Oral Progestins in Hormonal Contraception: Importance and Future Perspectives of a New Progestin Only-Pill Containing 4 mg Drospirenone

Hormonal contraceptives are an effective and safe method for preventing pregnancy. Progestins used in contraception are either components of combined hormonal contraceptives (tablets, patches or vaginal rings) or are used as a single active ingredient in progestin mono-preparations (the progestin-only pill (POP), implants, intrauterine systems or depot preparations). Progestins are highly effective in long-term contraception when used properly, and have a very good safety profile with very few contraindications. A new oestrogen-free ovulation inhibitor (POP) has recently been authorised in the USA and the EU. This progestin mono-preparation contains 4 mg of drospirenone (DRSP), which has anti-gonadotropic, anti-mineralocorticoidic and anti-androgenic properties. The hormone administration regimen of 24 days followed by a 4-day hormone-free period was chosen to improve bleeding control and to maintain oestradiol concentrations at early follicular-phase levels, preventing oestrogen deficiency.
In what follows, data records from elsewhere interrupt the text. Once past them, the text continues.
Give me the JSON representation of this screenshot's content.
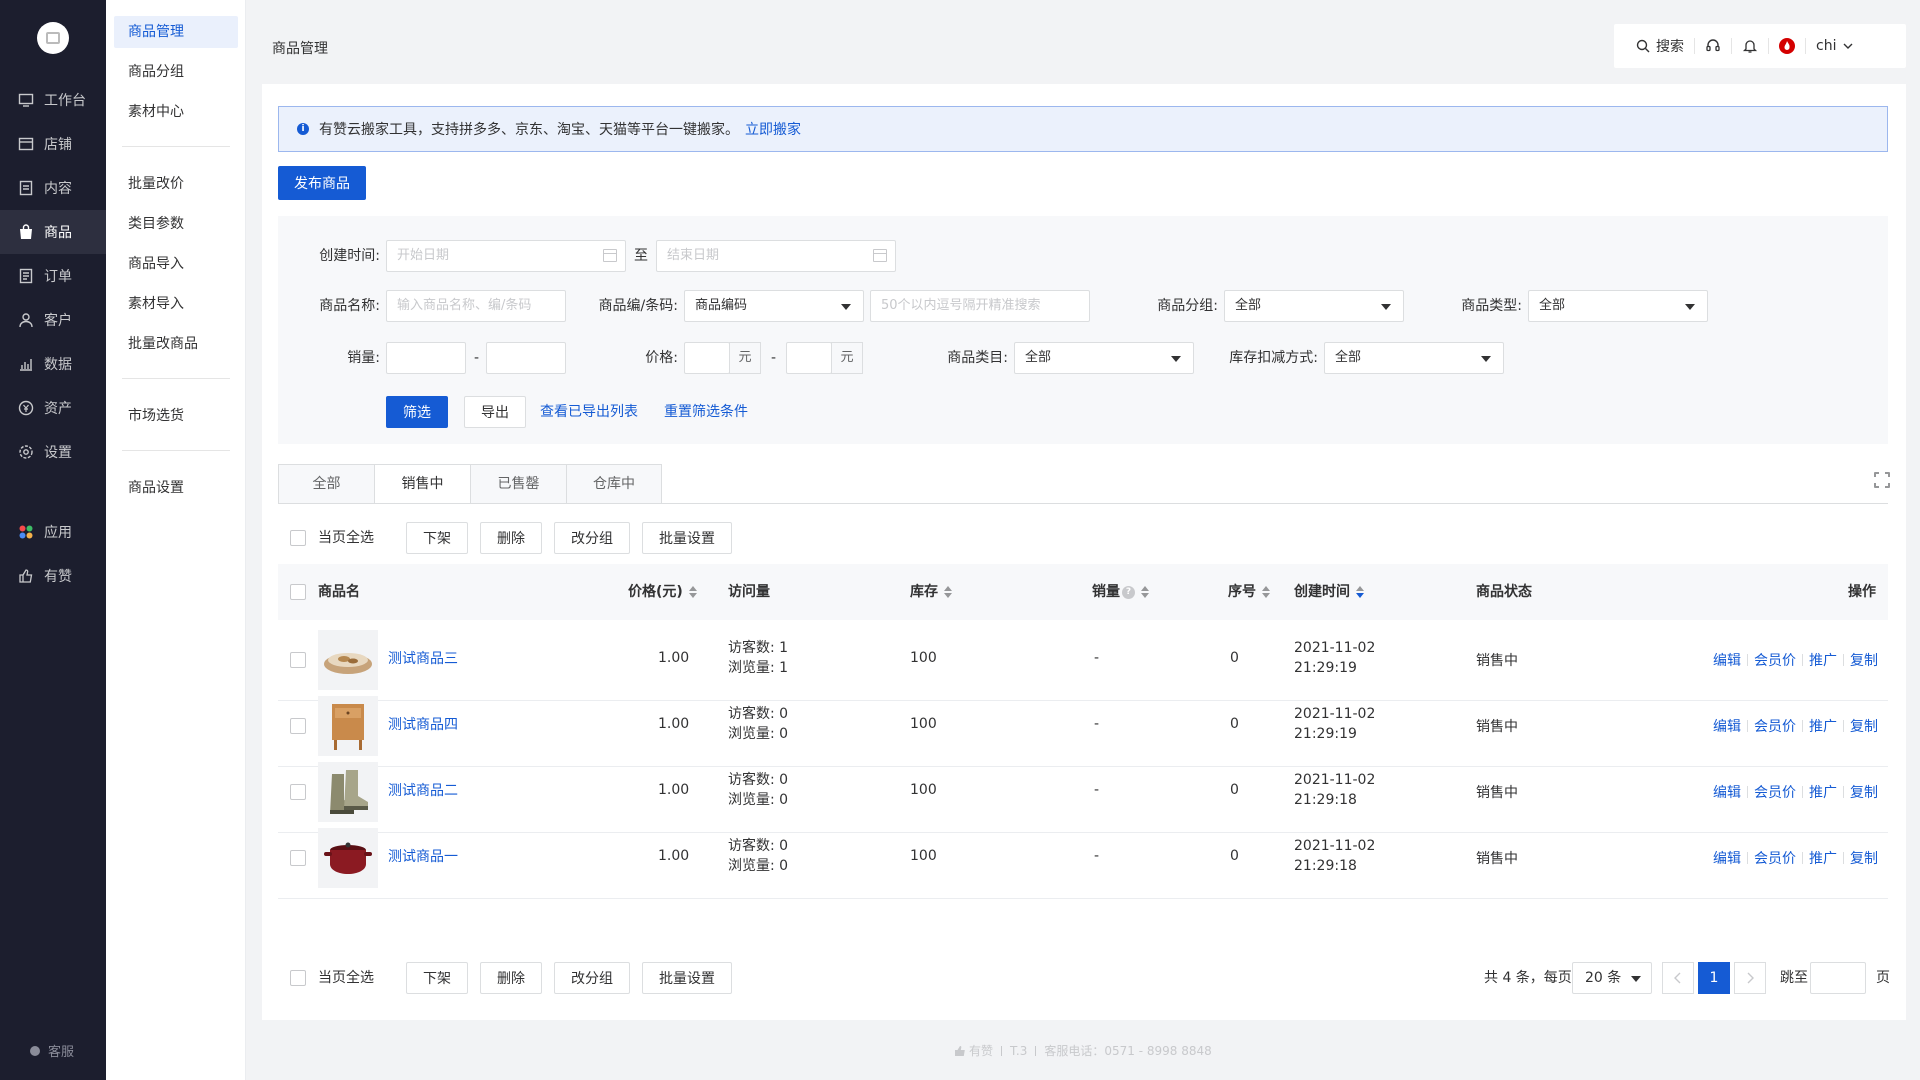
{
  "sidebar": {
    "items": [
      {
        "label": "工作台",
        "icon": "workbench-icon"
      },
      {
        "label": "店铺",
        "icon": "store-icon"
      },
      {
        "label": "内容",
        "icon": "content-icon"
      },
      {
        "label": "商品",
        "icon": "goods-icon"
      },
      {
        "label": "订单",
        "icon": "order-icon"
      },
      {
        "label": "客户",
        "icon": "customer-icon"
      },
      {
        "label": "数据",
        "icon": "data-icon"
      },
      {
        "label": "资产",
        "icon": "asset-icon"
      },
      {
        "label": "设置",
        "icon": "settings-icon"
      },
      {
        "label": "应用",
        "icon": "apps-icon"
      },
      {
        "label": "有赞",
        "icon": "youzan-icon"
      }
    ],
    "service": "客服"
  },
  "subnav": {
    "items": [
      "商品管理",
      "商品分组",
      "素材中心",
      "批量改价",
      "类目参数",
      "商品导入",
      "素材导入",
      "批量改商品",
      "市场选货",
      "商品设置"
    ]
  },
  "header": {
    "title": "商品管理",
    "search": "搜索",
    "user": "chi"
  },
  "notice": {
    "text": "有赞云搬家工具，支持拼多多、京东、淘宝、天猫等平台一键搬家。",
    "link": "立即搬家"
  },
  "publish_button": "发布商品",
  "filter": {
    "created_label": "创建时间:",
    "start_placeholder": "开始日期",
    "to": "至",
    "end_placeholder": "结束日期",
    "name_label": "商品名称:",
    "name_placeholder": "输入商品名称、编/条码",
    "code_label": "商品编/条码:",
    "code_type": "商品编码",
    "code_placeholder": "50个以内逗号隔开精准搜索",
    "group_label": "商品分组:",
    "group_value": "全部",
    "type_label": "商品类型:",
    "type_value": "全部",
    "sales_label": "销量:",
    "dash": "-",
    "price_label": "价格:",
    "yuan": "元",
    "category_label": "商品类目:",
    "category_value": "全部",
    "stock_label": "库存扣减方式:",
    "stock_value": "全部",
    "filter_btn": "筛选",
    "export_btn": "导出",
    "view_exports": "查看已导出列表",
    "reset": "重置筛选条件"
  },
  "tabs": [
    "全部",
    "销售中",
    "已售罄",
    "仓库中"
  ],
  "bulk": {
    "select_page": "当页全选",
    "off_shelf": "下架",
    "delete": "删除",
    "change_group": "改分组",
    "batch_settings": "批量设置"
  },
  "table": {
    "columns": {
      "name": "商品名",
      "price": "价格(元)",
      "visits": "访问量",
      "stock": "库存",
      "sales": "销量",
      "seq": "序号",
      "created": "创建时间",
      "status": "商品状态",
      "ops": "操作"
    },
    "rows": [
      {
        "name": "测试商品三",
        "price": "1.00",
        "visitors": "访客数: 1",
        "views": "浏览量: 1",
        "stock": "100",
        "sales": "-",
        "seq": "0",
        "date": "2021-11-02",
        "time": "21:29:19",
        "status": "销售中",
        "thumb": "bowl"
      },
      {
        "name": "测试商品四",
        "price": "1.00",
        "visitors": "访客数: 0",
        "views": "浏览量: 0",
        "stock": "100",
        "sales": "-",
        "seq": "0",
        "date": "2021-11-02",
        "time": "21:29:19",
        "status": "销售中",
        "thumb": "cabinet"
      },
      {
        "name": "测试商品二",
        "price": "1.00",
        "visitors": "访客数: 0",
        "views": "浏览量: 0",
        "stock": "100",
        "sales": "-",
        "seq": "0",
        "date": "2021-11-02",
        "time": "21:29:18",
        "status": "销售中",
        "thumb": "shoes"
      },
      {
        "name": "测试商品一",
        "price": "1.00",
        "visitors": "访客数: 0",
        "views": "浏览量: 0",
        "stock": "100",
        "sales": "-",
        "seq": "0",
        "date": "2021-11-02",
        "time": "21:29:18",
        "status": "销售中",
        "thumb": "pot"
      }
    ],
    "ops": [
      "编辑",
      "会员价",
      "推广",
      "复制"
    ]
  },
  "pagination": {
    "total": "共 4 条，每页",
    "page_size": "20 条",
    "current": "1",
    "jump": "跳至",
    "page": "页"
  },
  "footer": {
    "brand": "有赞",
    "version": "T.3",
    "phone": "客服电话：0571 - 8998 8848"
  }
}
Clinical trials have demonstrated a high contraceptive effectiveness, a very low risk of cardiovascular side effects and a favourable menstrual bleeding pattern. Due to the long half-life of DRSP (30 – 34 hours), the effectiveness of the preparation is maintained even if a woman forgets to take a pill on a single occasion. Studies involving deliberate 24-hour delays in taking a pill have demonstrated that ovulation inhibition is maintained if a single pill is missed. Following a summary of the current status of oestrogen-free contraception, this review article will describe the clinical development programme of the 4 mg DRSP mono-preparation and the resulting data on the effectiveness and safety of this new oestrogen-free oral hormonal contraceptive.